Con atto notificato il 29 aprile 1997 e depositato il 6 maggio successivo la ditta impresa (...), sulla base della documentazione allegata al suindicato atto di intervento formulava i seguenti ulteriori motivi.
— Eccesso di potere per sviamento e falsa applicazione del Dpr 24 maggio 1988 n. 203.

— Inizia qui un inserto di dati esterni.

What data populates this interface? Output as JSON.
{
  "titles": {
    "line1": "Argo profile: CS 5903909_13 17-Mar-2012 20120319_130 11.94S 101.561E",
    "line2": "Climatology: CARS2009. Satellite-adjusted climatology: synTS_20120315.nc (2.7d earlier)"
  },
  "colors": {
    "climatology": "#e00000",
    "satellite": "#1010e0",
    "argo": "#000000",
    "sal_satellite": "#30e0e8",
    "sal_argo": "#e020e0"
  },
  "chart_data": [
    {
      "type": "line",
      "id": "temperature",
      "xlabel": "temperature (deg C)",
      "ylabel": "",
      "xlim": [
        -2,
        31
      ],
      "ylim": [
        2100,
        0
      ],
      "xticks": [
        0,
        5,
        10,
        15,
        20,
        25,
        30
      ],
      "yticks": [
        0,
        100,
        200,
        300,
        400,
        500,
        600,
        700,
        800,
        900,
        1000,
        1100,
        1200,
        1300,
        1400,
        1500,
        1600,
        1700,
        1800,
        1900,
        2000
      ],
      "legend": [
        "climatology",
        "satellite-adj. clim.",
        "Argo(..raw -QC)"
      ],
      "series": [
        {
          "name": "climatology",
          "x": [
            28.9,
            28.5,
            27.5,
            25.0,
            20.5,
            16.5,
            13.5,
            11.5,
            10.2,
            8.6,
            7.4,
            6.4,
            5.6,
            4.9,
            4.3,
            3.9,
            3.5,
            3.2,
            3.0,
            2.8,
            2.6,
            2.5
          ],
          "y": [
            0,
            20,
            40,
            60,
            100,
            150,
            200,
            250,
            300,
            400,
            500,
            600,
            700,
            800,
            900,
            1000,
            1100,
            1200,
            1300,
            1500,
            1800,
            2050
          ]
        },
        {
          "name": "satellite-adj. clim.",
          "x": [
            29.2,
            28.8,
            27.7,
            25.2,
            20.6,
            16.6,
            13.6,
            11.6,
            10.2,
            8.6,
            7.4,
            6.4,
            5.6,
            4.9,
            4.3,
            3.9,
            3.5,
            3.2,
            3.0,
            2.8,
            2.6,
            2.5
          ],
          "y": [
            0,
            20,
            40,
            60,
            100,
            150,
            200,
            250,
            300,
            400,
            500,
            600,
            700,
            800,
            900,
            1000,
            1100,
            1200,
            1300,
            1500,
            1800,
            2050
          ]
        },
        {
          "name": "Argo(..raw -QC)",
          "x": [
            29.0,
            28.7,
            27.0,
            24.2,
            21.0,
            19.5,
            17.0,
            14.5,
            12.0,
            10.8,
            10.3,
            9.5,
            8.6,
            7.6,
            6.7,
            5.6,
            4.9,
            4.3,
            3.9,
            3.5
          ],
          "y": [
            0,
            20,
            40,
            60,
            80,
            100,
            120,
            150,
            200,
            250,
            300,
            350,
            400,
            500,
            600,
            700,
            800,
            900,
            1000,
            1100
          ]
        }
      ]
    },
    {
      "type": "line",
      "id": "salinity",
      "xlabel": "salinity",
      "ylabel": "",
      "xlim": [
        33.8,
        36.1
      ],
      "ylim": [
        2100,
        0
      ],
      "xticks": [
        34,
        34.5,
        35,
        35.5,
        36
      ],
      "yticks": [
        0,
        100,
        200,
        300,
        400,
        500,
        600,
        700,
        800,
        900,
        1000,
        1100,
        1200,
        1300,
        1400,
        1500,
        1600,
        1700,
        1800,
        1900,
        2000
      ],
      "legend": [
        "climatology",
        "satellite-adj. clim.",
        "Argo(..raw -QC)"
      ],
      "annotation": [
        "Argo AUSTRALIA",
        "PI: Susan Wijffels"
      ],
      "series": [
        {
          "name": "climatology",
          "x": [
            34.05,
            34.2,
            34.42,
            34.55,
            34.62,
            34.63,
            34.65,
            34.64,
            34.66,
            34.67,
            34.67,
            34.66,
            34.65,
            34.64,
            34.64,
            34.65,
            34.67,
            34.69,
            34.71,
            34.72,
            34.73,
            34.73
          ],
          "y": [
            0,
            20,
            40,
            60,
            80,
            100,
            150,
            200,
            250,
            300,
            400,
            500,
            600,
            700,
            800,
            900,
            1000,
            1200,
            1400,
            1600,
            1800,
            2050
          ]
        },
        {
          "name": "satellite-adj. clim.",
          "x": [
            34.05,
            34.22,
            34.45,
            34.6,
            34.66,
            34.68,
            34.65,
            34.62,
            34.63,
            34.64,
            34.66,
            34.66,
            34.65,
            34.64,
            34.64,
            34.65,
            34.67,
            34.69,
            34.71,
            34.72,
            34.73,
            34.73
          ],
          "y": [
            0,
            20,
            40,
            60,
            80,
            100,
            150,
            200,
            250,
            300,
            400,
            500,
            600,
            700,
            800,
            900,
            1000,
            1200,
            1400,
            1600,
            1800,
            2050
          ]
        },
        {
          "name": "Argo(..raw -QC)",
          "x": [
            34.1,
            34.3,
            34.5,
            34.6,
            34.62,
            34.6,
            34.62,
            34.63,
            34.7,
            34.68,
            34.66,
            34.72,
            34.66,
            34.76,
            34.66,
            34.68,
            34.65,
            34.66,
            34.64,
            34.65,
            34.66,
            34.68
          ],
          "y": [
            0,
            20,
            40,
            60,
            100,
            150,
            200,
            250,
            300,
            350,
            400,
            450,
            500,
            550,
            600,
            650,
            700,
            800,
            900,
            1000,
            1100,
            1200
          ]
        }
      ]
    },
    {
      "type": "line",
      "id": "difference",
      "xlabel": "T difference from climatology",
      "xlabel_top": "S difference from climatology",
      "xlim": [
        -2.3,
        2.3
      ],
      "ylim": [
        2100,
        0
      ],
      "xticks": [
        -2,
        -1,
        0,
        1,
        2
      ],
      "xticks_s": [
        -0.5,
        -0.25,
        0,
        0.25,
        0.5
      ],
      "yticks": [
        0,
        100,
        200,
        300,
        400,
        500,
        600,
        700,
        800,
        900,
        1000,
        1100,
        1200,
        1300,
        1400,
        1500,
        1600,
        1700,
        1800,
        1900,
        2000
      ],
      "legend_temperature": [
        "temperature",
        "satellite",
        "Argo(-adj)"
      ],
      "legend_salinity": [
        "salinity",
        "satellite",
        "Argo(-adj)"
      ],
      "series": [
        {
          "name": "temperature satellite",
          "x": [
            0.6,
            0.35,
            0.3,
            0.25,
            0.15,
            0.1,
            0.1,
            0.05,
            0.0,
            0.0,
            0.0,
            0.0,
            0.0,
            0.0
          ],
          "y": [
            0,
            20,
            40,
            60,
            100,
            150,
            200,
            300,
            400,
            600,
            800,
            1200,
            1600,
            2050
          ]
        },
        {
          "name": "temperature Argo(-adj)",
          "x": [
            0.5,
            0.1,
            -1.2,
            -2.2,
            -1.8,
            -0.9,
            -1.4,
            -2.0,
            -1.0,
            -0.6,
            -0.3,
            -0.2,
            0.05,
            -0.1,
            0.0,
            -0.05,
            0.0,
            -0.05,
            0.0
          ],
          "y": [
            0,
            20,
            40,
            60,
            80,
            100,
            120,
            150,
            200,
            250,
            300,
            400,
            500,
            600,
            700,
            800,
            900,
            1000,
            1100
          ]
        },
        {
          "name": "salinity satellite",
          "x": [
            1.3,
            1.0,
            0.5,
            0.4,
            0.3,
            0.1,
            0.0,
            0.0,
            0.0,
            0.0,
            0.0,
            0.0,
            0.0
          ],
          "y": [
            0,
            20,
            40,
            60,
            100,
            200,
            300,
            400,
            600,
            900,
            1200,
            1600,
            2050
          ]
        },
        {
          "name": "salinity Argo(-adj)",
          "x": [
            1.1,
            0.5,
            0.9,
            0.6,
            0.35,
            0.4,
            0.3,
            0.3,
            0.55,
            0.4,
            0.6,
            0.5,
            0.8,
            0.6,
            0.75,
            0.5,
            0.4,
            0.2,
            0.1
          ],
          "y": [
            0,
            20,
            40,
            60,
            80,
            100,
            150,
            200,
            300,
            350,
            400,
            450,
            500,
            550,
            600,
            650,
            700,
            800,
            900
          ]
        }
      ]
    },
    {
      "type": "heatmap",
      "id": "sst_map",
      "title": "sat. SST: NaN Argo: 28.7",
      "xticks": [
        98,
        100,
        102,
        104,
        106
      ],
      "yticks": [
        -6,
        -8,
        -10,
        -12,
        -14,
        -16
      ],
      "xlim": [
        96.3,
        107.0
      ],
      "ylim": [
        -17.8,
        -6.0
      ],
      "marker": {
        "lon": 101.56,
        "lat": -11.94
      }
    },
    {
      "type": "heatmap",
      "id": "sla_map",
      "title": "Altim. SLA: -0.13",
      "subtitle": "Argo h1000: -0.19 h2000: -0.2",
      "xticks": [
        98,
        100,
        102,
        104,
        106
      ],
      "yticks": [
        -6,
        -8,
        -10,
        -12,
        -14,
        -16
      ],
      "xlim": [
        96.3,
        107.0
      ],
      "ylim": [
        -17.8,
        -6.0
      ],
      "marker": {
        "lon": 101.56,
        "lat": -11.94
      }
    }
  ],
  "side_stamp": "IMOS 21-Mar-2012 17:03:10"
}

sosteneva in particolare l'impresa ricorrente che la nota n. 2924, del 3 luglio 1996, dell'ARPAT, dipartimento provinciale di Lucca, con cui tale ufficio aveva comunicato, su richiesta dal Comune, che la concessione edilizia poteva essere rilasciata solo dopo il completamento dell'istruttoria della pratica relativa alla autorizzazione all'immissioni atmosferiche, comproverebbe, non essendovi alcun nesso tra il rilascio dell'autorizzazione di cui agli articoli 6 e seg. del sopraindicato Dpr ed il rilascio della concessione edilizia, un non corretto esercizio del potere spettante all'ARPAT.
Nella Camera di Consiglio del 7 maggio 1997, come da ordinanza n. 365/1997, veniva respinta la domanda cautelare proposta.
Con atto notificato il 7 marzo 2000 e depositato il 30 dello stesso mese (ricorso n. 691/2000) l'impresa (...) impugnava: a) la determinazione del Dirigente responsabile del Settore Ecologia della Provincia di Lucca n. 290 del 13 dicembre 1999 aveva negato alla società ricorrente l'autorizzazione all'emissione in atmosfera dell'impianto industriale; b) la nota del responsabile del Servizio Urbanistica del Comune di Altopascio n. 2069, del 19 ottobre 1999, con la quale era stato comunicato il parere rilasciato dalla Commissione edilizia nella seduta del 10 settembre 1996.
A fondamento della domanda di annullamento della determinazione dirigenziale n. 290, del 13 dicembre 1999 deduceva il motivo della violazione e falsa applicazione dell'articolo 7 del Dpr 24 maggio 1988 n. 203 e dell'eccesso di potere per carenza di istruttoria e sviamento.
La suddetta determinazione, in quanto fondata esclusivamente sul parere contrario alla realizzazione dell'impianto espresso dal Comune sull'assunto che essendo l'impianto destinato alla produzione di conglomerati bitumosi e cementizi e quindi classificabile, ai sensi del Dm 5 settembre 1994, come industria insalubre di 1° classe, la sua realizzazione non sarebbe compatibile con la zona industriale, non sarebbe affatto riconducibile al potere di verifica di compatibilità, sotto l'aspetto delle emissioni atmosferiche; potere che con tale determinazione il settore Ecologia della Provincia di Lucca avrebbe dovuto esercitare.
— Illegittimità derivata.
Anche a voler ritenere che la Provincia sede di esame delle richieste di autorizzazioni ai sensi dell'articolo 7 del Dpr 24 maggio 1988 n. 203 abbia anche il potere di verificare la conformità urbanistica edilizia dell'intervento, il provvedimento impugnato sarebbe illegittimo in quanto inficiato in via derivata dalla illegittimità del parere negativo della commissione edilizia del Comune di Altopascio.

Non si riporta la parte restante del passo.